Neither her or Alandra hold things in reserve.  They have made a decision to Trust!... Trust themselves and me.  It is a complete authority transfer... How I make decisions and What decision I actually make continues to validate their decision of trust each and every day.

They didn't jump into this relationship with me out of ignorance.  It wasn't some romantic feel good label to slap on.  They are my slaves.. and that simple means that they transfer authority.  I will exercise the authority in the decisions I choose to make and I will delegate the rest back to them.

and the line is simple:... I don't knowingly make decisions that will cause Harm to their Well-Being!  If this is what is going to occur well.. I expect them to RUN!




GhitaAmati -> RE: Is Financial Domination Scary to You? (6/26/2007 7:11:37 AM)

My husband works, and I do not...for us, it is not so much about slavery as it is that I would pay more in daycare for three kids than I would make in a week. Therefore, all cash that comes into our house is controlled by him. If I need something for the kids, I ask him for it...most of the time he gets aggravated because I try very hard to not ask for money for things for myself and its not till he notices that something Im wearing is held together with a safety pin that I go replace anything.  I do run an internet business where we sell native american artifacts, kind of a hobby of ours. Whenever I make a sale, I hand him the money, sometimes he says I can use it myself (normally I use it on the boys anyway!) and sometimes he takes it.
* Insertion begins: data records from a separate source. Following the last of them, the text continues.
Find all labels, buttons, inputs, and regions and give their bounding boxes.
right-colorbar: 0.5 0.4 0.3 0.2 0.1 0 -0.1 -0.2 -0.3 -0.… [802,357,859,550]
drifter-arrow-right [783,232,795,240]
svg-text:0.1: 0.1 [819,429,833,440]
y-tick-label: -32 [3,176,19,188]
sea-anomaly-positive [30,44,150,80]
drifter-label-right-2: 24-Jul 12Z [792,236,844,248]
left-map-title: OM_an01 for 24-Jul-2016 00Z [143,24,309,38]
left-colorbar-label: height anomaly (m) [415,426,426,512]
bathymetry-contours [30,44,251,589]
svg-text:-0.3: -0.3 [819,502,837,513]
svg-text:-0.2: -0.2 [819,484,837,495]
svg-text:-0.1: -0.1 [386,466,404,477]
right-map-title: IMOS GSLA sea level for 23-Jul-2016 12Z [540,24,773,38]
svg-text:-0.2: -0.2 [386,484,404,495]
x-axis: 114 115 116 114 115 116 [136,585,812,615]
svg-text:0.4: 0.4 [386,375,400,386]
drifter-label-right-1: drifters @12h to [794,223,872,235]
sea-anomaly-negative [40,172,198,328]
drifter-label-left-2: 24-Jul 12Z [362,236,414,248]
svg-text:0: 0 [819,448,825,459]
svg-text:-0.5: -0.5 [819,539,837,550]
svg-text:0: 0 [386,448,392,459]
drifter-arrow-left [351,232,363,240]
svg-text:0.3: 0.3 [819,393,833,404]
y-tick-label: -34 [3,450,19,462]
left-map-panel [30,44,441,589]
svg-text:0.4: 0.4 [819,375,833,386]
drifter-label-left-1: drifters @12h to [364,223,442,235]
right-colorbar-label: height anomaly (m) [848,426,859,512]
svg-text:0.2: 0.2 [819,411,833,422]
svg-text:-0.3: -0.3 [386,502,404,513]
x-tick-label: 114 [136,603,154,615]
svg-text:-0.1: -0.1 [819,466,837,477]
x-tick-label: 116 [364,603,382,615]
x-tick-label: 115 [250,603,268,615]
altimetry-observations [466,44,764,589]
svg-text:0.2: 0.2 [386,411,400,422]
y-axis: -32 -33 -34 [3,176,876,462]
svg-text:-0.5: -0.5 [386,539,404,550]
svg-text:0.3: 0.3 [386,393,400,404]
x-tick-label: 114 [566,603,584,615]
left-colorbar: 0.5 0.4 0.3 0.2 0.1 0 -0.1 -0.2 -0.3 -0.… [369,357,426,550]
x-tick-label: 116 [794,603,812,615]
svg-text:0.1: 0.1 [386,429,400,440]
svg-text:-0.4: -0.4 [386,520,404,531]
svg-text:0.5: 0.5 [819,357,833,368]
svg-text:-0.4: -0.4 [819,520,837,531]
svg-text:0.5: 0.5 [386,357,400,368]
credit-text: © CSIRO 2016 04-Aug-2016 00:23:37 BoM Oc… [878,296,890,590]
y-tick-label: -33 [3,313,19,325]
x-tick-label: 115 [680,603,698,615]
I don't question that.

ghita amati




meticulousgirl -> RE: Is Financial Domination Scary to You? (6/26/2007 7:16:43 AM)

This really isn't an interest for myself or my Partner, i dont really agree with the Dom having complete control unless your livein or married where you will obviously need to be sharing expenses, to be honest even seperate accounts would be fine but just setting up a "rental" agreement where household contributions could be made each month. 

Nothing seems to last forever anymore and i guess that's where a lot of people get scary from.  i own a house and have two unmentionables, you may think and believe you can trust someone when your with them but when the relationship ends God only knows.  Anything that's in a Dom's account is the Dom's money legally, I dont want to have all of my savings in someone elses account and be left with nothing if the relationship were to end.